Conservative front-runner Nicolas Sarkozy's lead shrinking five days before the French presidential election's first round – but there is no surprise- votes are ready for anything after a roller-coaster race and a history of election-day sensations.
Sarkozy is near certain to advance after Sunday's voting to a runoff May 6 between the top two candidates. The No. 1 question now is who will join him and whether Sarkozy's challenger can beat him in the second round.
Tuesday's polls disagreed over which of Sarkozy's rivals is gaining at his expense. High voter volatility reflects France's search for direction after 12 years of economic stagnation under Jacques Chirac that have left the French feeling adrift.
Sarkozy's main challenger, Socialist Segolene Royal, has seen her once-robust campaign to become France's first female president suffer in recent months - but a poll published Tuesday by CSA put the two at 50-50 if they both make the runoff. That is the closest they have been in several weeks.
In the first round, the poll gave Sarkozy 27 percent to Royal's 25 percent.
Another poll, by Ipsos, said Sarkozy would win a runoff 52 percent to Royal's 48 percent. In a first round, Sarkozy would win 28.5 percent to Royal's 25 percent.
That poll suggested Royal's support was unchanged - but third-place candidate Francois Bayrou is picking up speed. Bayrou, a former education minister and farmer's son navigating a middle course between traditional left and right, polled at 19 percent.
The wild card remains far right leader Jean-Marie Le Pen, who regularly ranks fourth but came up from behind to surprise France and Europe - and pollsters - by making it into the 2002 runoff against Chirac. Voters then overwhelmingly elected Chirac over the nationalist who has been convicted of racism and anti-Semitism.
French voters also surprised observers in 2005 by rejecting the European constitution in a referendum by 54 percent, a figure well higher than pollsters expected. The vote, and the Dutch rejection days later, have left the continent's future in limbo.
This year, the French are ready for another election day jolt.
Some 84 percent of 714 people aged 18-34 polled by Ipsos last week said "anything is possible" this Sunday.
Bayrou said Tuesday that this time, "I think I could be the surprise."
Speaking on Europe-1 radio, he spelled out why: "I'm the only one who could beat Nicolas Sarkozy in the second round."
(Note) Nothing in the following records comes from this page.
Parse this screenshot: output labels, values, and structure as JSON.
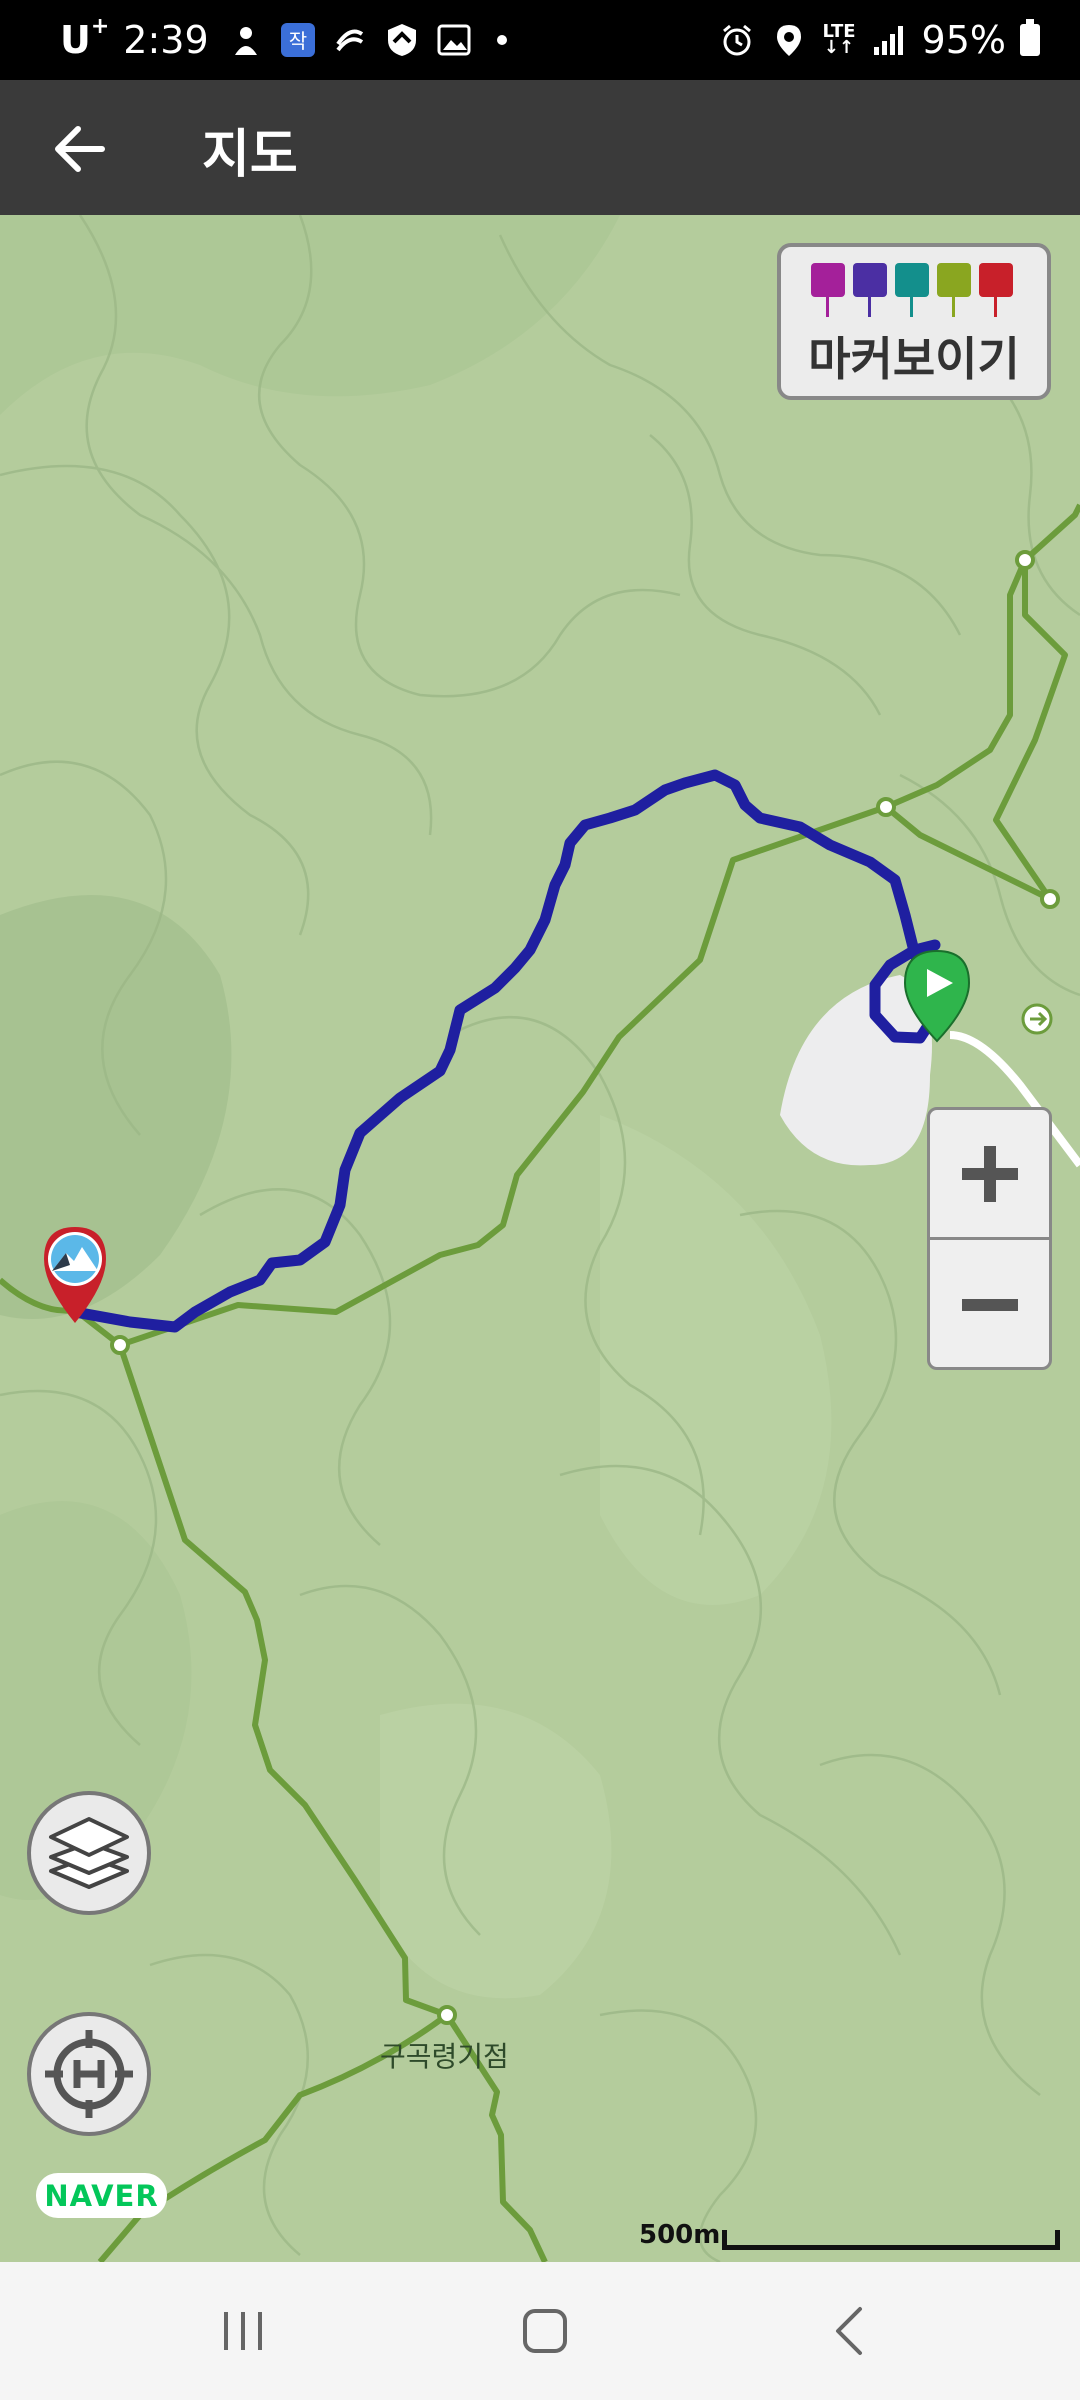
{
  "status_bar": {
    "carrier": "U",
    "carrier_sup": "+",
    "time": "2:39",
    "lte_top": "LTE",
    "lte_bottom": "↓↑",
    "battery": "95%"
  },
  "header": {
    "title": "지도",
    "back_icon": "arrow-left-icon"
  },
  "map": {
    "marker_toggle_label": "마커보이기",
    "marker_icon_colors": [
      "#a4209a",
      "#4b2fa3",
      "#138f8c",
      "#8aa620",
      "#c8202a"
    ],
    "place_label": "구곡령기점",
    "provider": "NAVER",
    "scale": "500m",
    "route_color": "#1f1fa0",
    "trail_color": "#6c9c3c"
  },
  "nav_bar": {
    "recent_icon": "recent-apps-icon",
    "home_icon": "home-icon",
    "back_icon": "back-icon"
  }
}
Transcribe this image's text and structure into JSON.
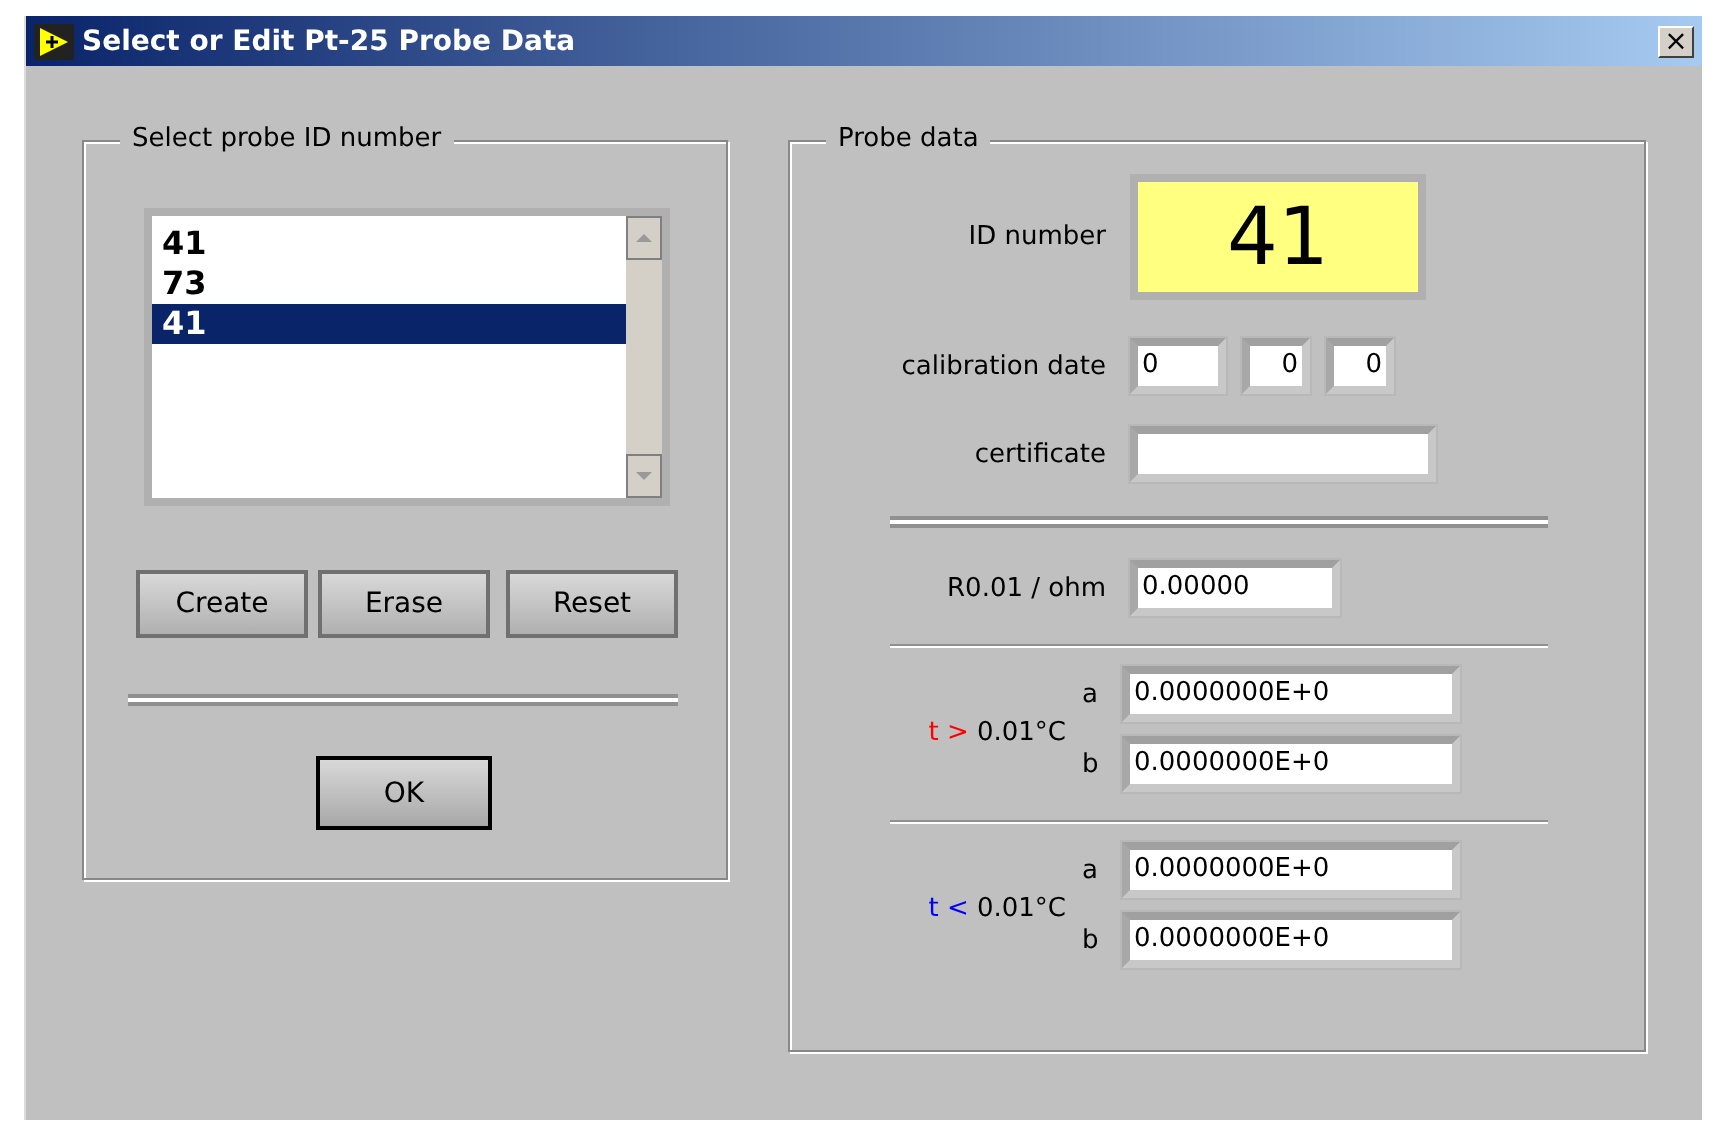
{
  "window": {
    "title": "Select or Edit Pt-25 Probe Data",
    "close": "×"
  },
  "probe_select": {
    "title": "Select probe ID number",
    "list": [
      {
        "label": "41",
        "selected": false
      },
      {
        "label": "73",
        "selected": false
      },
      {
        "label": "41",
        "selected": true
      }
    ],
    "buttons": [
      "Create",
      "Erase",
      "Reset"
    ],
    "ok": "OK"
  },
  "probe_data": {
    "title": "Probe data",
    "id_label": "ID number",
    "id_value": "41",
    "date_label": "calibration date",
    "date_fields": [
      "0",
      "0",
      "0"
    ],
    "certificate_label": "certificate",
    "r_label": "R0.01 / ohm",
    "r_value": "0.00000",
    "coefficients": [
      {
        "sign": "t >",
        "color": "#ff0000",
        "threshold": "0.01°C",
        "rows": [
          {
            "name": "a",
            "value": "0.0000000E+0"
          },
          {
            "name": "b",
            "value": "0.0000000E+0"
          }
        ]
      },
      {
        "sign": "t <",
        "color": "#0000ff",
        "threshold": "0.01°C",
        "rows": [
          {
            "name": "a",
            "value": "0.0000000E+0"
          },
          {
            "name": "b",
            "value": "0.0000000E+0"
          }
        ]
      }
    ]
  }
}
Analysts have attributed Bayrou's sudden rise in the polls in recent weeks to an "Anything But Sarkozy" push by opponents of the front-runner, whose aggressive attitude and tough policies on youth crime and immigration have made him widely reviled. As Royal's campaign stumbled, anti-Sarkozy voters latched on to Bayrou instead.
Sarkozy's aides have brushed off opinion soundings, even though they put him ahead.
"We don't believe the polls," his party spokeswoman Valerie Pecresse said Monday. "Nothing is won."
The Socialist Party, meanwhile, is trying to muster more votes by warning that the far right threatens to repeat its 2002 success.
The risk of reading polls too closely becomes clear when error margins are taken into account. For all the above polls, these cushions would be about 3 percentage points, making any combination of the main candidates mathematically feasible.
The CSA poll questioned 1,006 people Friday and Sunday by telephone nationwide. The Ipsos poll questioned 1,357 people Friday, Saturday and Monday.